Une fois derrière le sas/couloir et les pendants d’épaisses bâches qui saturaient à la suite tous les éléments des murs aux plafonds, les yeux de X1 se plissèrent au contact des halogènes. C’était dingue cette clarté qui imprimait l’endroit, qui cognait au fond du cervelet. Et pas un filament ne s’extasiait au dehors. Une planque parfaite et implacable. X1 retira ses écouteurs et reconnu de suite le « So Bored » de WAVVES, l’un de morceaux de choix de X2 qui se diffusaient interminablement depuis le premier jour. « Apologie bruitiste et urgente de l’immédiat adolescent » selon son acolyte. Il monta les quelques marches jusqu’à la cabine, leur QG. Une note de X2 scotchée sur l’une des grande vitres lui passant le bonjour et le suppliant de réécouter « Isam » un AMON TOBIN que X1 avait dédaigné à sa sortie. The BEETS et leur « Built a horse » retentissait à présent. X1 l’adorait, surtout quand il était parti. Le « clodo » depuis le temps devait le détester. X1 essaya de le situer plus bas dans l’immense enclos, sous une des plantes laxatives qui avaient été plantées avant l’arrivée du pharmacien. Il repéra enfin la forme. O DEATH avait pris le relais. Il lui sembla que le célèbre docteur, le dirigeant de ce labo mondialement connu, soucieux de la rentabilité au détriment de son serment et donc de la santé publique, avait peu bougé depuis son dernier passage. Il remarqua avec dégout les traces douteuses qui cerclaient la terre aux alentours, mais « Me and You » des STRANGE BOYS le raviva et quoi qu’il en soit, booster un pruneau dans la tête du sorcier lui semblait une bonne occasion d’aimer la vie. X1 changea les bandes pour mettre un mix plus récent et notamment « Andro« , encore une ouverture d ’album (primordial depuis tout temps) et entra dans l’enclos.
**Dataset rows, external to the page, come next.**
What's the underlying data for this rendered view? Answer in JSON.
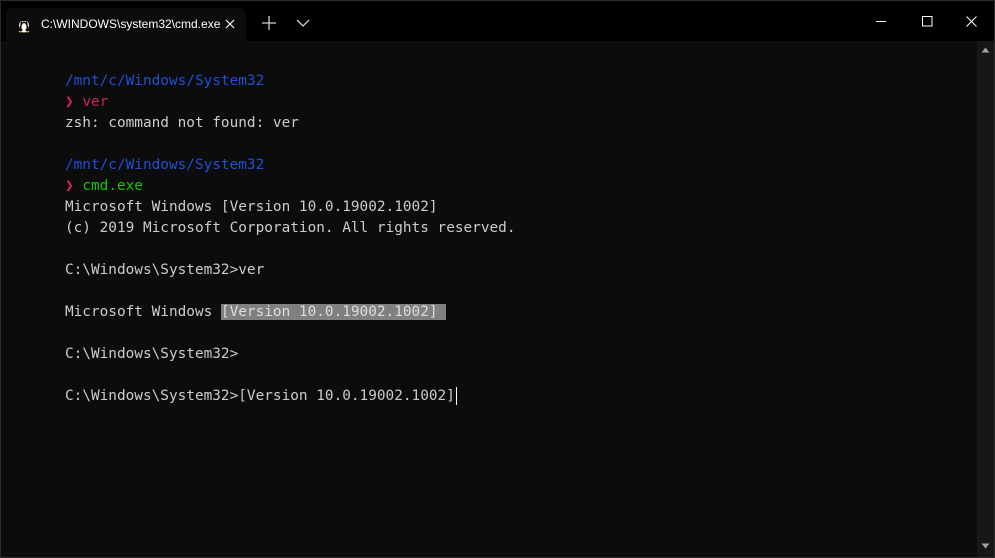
{
  "tab": {
    "title": "C:\\WINDOWS\\system32\\cmd.exe",
    "icon": "linux-tux-icon"
  },
  "titlebar": {
    "new_tab_icon": "plus-icon",
    "dropdown_icon": "chevron-down-icon",
    "minimize_icon": "minimize-icon",
    "maximize_icon": "maximize-icon",
    "close_icon": "close-icon"
  },
  "terminal": {
    "lines": [
      {
        "path": "/mnt/c/Windows/System32"
      },
      {
        "chev": "❯",
        "cmd": "ver"
      },
      {
        "text": "zsh: command not found: ver"
      },
      {
        "path": "/mnt/c/Windows/System32"
      },
      {
        "chev": "❯",
        "cmd": "cmd.exe"
      },
      {
        "text": "Microsoft Windows [Version 10.0.19002.1002]"
      },
      {
        "text": "(c) 2019 Microsoft Corporation. All rights reserved."
      },
      {
        "text": "C:\\Windows\\System32>ver"
      },
      {
        "text_before": "Microsoft Windows ",
        "selected": "[Version 10.0.19002.1002] "
      },
      {
        "text": "C:\\Windows\\System32>"
      },
      {
        "text": "C:\\Windows\\System32>[Version 10.0.19002.1002]"
      }
    ]
  },
  "colors": {
    "background": "#0c0c0c",
    "foreground": "#cccccc",
    "path": "#1f4fd6",
    "prompt": "#d8275d",
    "cmd_green": "#16c60c",
    "selection": "#808080"
  }
}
L’odeur était abominable, il n’arrêtait pas de tousser et tout en se secouant approcha lentement du paquet. Son mix l’amena à « Newsprint » d’ « AIR MUSEUM« . X1 adorait planer avant de commettre un meurtre. Il remarqua les pattes de poulets ajustées aux grilles de l’enceinte. Certaines griffes semblaient renfermer quelques matières facilement identifiables (un soir de démence avec X2, trop de cocktails, SHABAZZ PALACE et YELAWOLF, une façon de faire la fête via un certain hip hop, et enfin les chairs entamées,zébrées du sorcier).
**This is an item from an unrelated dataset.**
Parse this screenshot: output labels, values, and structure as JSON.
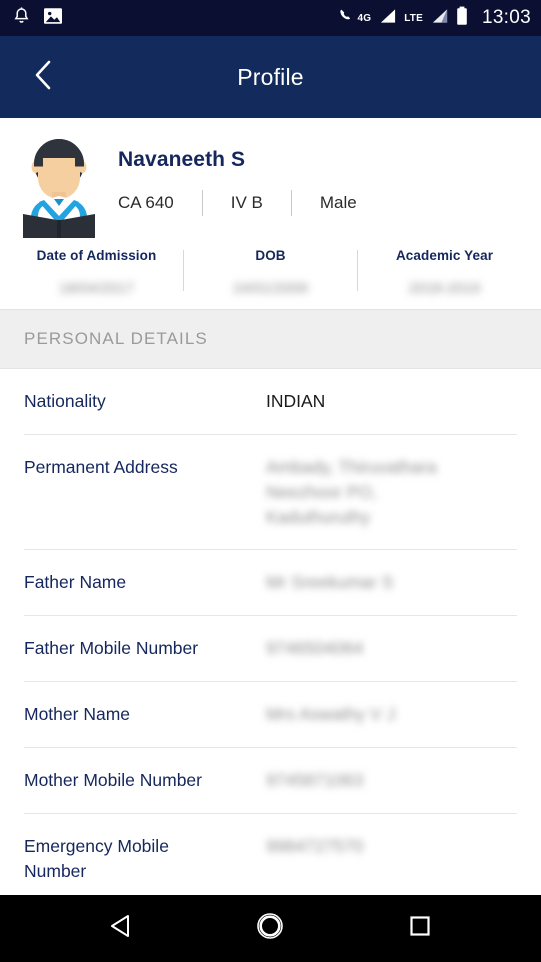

La masse ne bougeait pas et quelques extraits du REZNOR/ATTICUS ROSS (suite au « Locked » de CUBENX) persuada à nouveau X1 que ce triple album valait plus qu’un pensum grossier, sa première estimation avant écoute. Il décida de s’accroupir, tendit son visage vers celui jauni et immobile affichant deux grands yeux vitreux et étrangements rouges qui le fixaient. Le miroir qu’il avait apporté lui renvoya une fine pellicule quand il l’approcha de la bouche du condamné. Finalement habitué aux humeurs locales il se refit une nouvelle décoction, la dégusta, écouta ST VINCENT et se demanda si le vieil homme entendait le bruit de la cartouche qui entrait dans la chambre. « Almost Persuased » des LOUVIN BROTHERS flottait, c’était le bon moment. Sucreroux.